Wednesday, March 15, 2017

I’m not ready for my close-up and probably won’t be any time soon



Like a lot of folks, I’m an egomaniac with deep-seated security issues. Some days, I think I’m the greatest thing since sliced bread; not just any sliced bread, but that good stuff from Arnie’s Bakery that goes for over three bucks a loaf. Other days, I feel like something that should probably be scraped from the sole of a dairy farmer’s boot.
Since going into semi-forced retirement, my appearance reflects this fact. I’ve found that when you’re not going into an office regularly, have no meetings, and your wife is away at work all day, well, personal grooming becomes optional, rather than mandatory.
Where once I shaved daily, it’s now a twice a week affair, maybe three times if I’m expecting a visit from the Pope or Queen Elizabeth. At least one day each week, I don’t bother to shower; I just roll out of bed, dress and slap on an old fishing cap that Mrs. Taylor (formerly Lori Frankforter) hates a lot.
But then, a couple times a week I pull the full Monty; I shower, shave, dye some of the grey out of my beard, brush with the electric toothbrush that does a good job but takes forever, floss, trim the errant hairs attempting to escape my ears, put “product” in my hair and dress in clothes that have had the wrinkles taken out of them with an honest-to-gawd iron.
I do this so Mrs. T (fLF) will have something to remember me by other than the fishing cap. Just in case she meets an amorous tennis pro who’s into ladies of a “certain age.”
It’s not an ideal situation, but one that seems to work for me.
With one exception.
That’s when I go out in public. To the grocery, the mall, the movies.
I’m not famous, but my ugly mug is in the newspaper every week and has been for years. Regular readers of this column (Hi Norm and Flo!) recognize me when I’m out and about. Often, they want to tell me why they liked a particular column, one I may have written years ago and have now completely forgotten. Other times, they want to check the accuracy of something I wrote. I always lie and assure them everything here is 100 percent true.

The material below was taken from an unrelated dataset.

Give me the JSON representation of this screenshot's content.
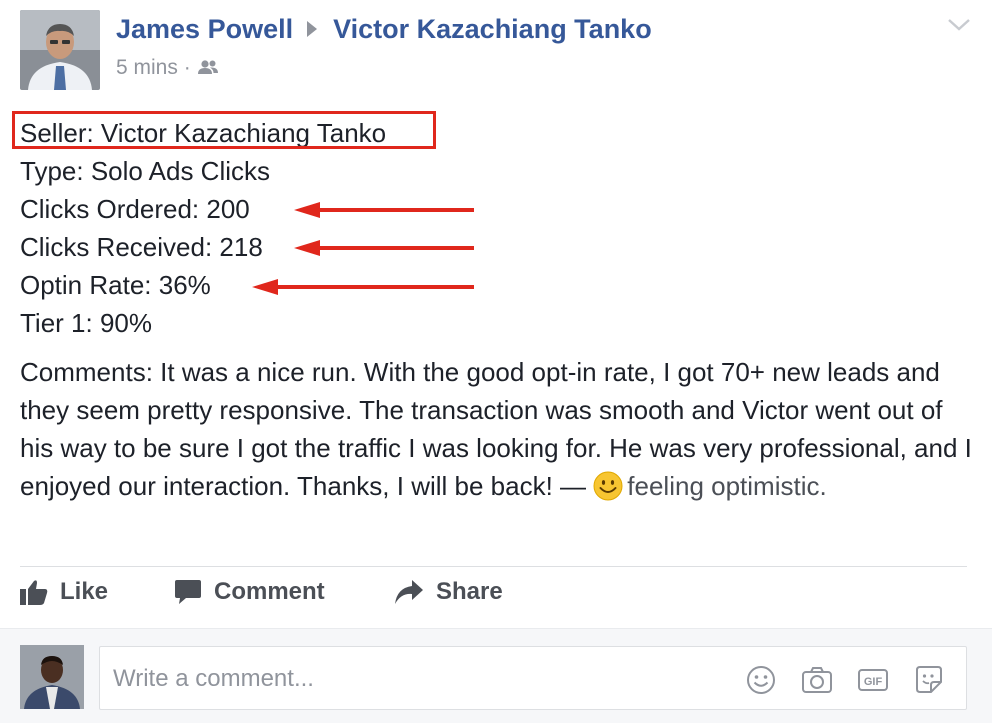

I don’t mind being approached in the frozen foods aisle or in the ticket line at the theater. In fact, I like it a lot. In what other job do strangers stop you on the street to tell you how much they enjoy your work? I used to be an elementary school janitor and lemme tell ya, nobody ever came up to me in the lunch room to let me know what a wonderful  job I’d done cleaning the toilets.
So, yeah, it’s great.
The only downside? It always seems to happen on a fishing cap day, when I look like Quasimodo’s stunt double and smell like the floor of a chicken coop. When I’m wearing sweats and sneakers with holes in the toes. When my ear hair is long enough to hang Christmas ornaments from.
It never fails. Days when I leave the house smelling of Old Spice, my hair neat and combed, my teeth fully brushed – basically, an exact duplicate of Kevin Costner in his prime – well, on those days … nothin’. I could hang a sign around my neck saying, “Please ask me about my ‘Reality Check’ column,” and I’d get nothing but blank stares.
But put me in torn Bermuda shorts and a pair of dollar store flip-flops? All of a sudden I’m Justin Bieber in a room full of 13-year-old girls. Everyone knows me.
There are those who would say this is Karma’s way of lessening my innate egomaniacal tendencies and increasing my deep-seated security issues. But I’ve never trusted Karma. It never seems to strike down the folks who need it most, while the good guys keep dropping like flies.
Anyway, this is all just my way of letting the nice lady (and regular reader) I recently met at the hardware store know; I don’t always look like that.